Janet Blackman: Formerly a maitre’d at some of New Zealand’s leading restaurants, Janet has spent the last 10 years helping raise the standard of wine education in New Zealand. She can often be found working the backrooms of large wine industry awards, including the prestigious Air New Zealand Awards. She lectures at Auckland University of Technology, and as the wife of Cameron Douglas, confesses that “essentially, our whole lives are in the industry.”
AUT’s School of Hospitality and Tourism hosts every Dish Tasting Panel – from preparing the room and glassware to serving the flights, looking after the judges and cleaning up afterwards. For the students, it’s an invaluable experience, says Janet Blackman. “They get to work in a professional environment, see the wines, look at labels, taste the remainders, see the judges in action, and talk to them.
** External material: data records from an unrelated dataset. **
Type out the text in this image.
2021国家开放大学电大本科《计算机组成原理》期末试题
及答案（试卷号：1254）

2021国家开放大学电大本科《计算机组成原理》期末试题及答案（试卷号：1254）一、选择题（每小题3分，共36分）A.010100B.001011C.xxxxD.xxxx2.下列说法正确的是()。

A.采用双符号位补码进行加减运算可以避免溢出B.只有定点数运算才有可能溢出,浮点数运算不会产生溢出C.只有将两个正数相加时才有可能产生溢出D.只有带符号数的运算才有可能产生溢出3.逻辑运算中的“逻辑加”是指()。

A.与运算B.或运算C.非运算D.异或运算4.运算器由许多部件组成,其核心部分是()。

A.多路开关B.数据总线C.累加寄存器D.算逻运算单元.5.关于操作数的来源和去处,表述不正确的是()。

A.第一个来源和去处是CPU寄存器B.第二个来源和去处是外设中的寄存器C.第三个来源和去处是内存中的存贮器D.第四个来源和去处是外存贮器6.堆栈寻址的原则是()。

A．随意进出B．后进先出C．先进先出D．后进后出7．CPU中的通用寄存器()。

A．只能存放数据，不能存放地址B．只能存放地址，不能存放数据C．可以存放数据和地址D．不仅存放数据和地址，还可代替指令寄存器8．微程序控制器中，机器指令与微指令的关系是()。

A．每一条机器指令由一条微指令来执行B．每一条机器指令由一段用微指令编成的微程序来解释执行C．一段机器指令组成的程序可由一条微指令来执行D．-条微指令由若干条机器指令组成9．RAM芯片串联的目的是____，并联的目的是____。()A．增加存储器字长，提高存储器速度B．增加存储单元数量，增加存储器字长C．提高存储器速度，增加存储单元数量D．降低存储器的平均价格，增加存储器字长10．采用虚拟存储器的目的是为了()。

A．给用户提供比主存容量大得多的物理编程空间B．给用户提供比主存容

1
During a semester at school, they might taste 5-6 Central Otago Pinot Noirs, but at a tasting they might taste 50. It raises their standards to a professional level.”
Dish is proud to use Riedel specialist wine glasses in order to present wines and beers to their optimum advantage. Different sizes of glass, rim widths and shapes all have a subtle but important effect on the way aromas, texture (mouth feel), flavour and finish of the wine or beer presents.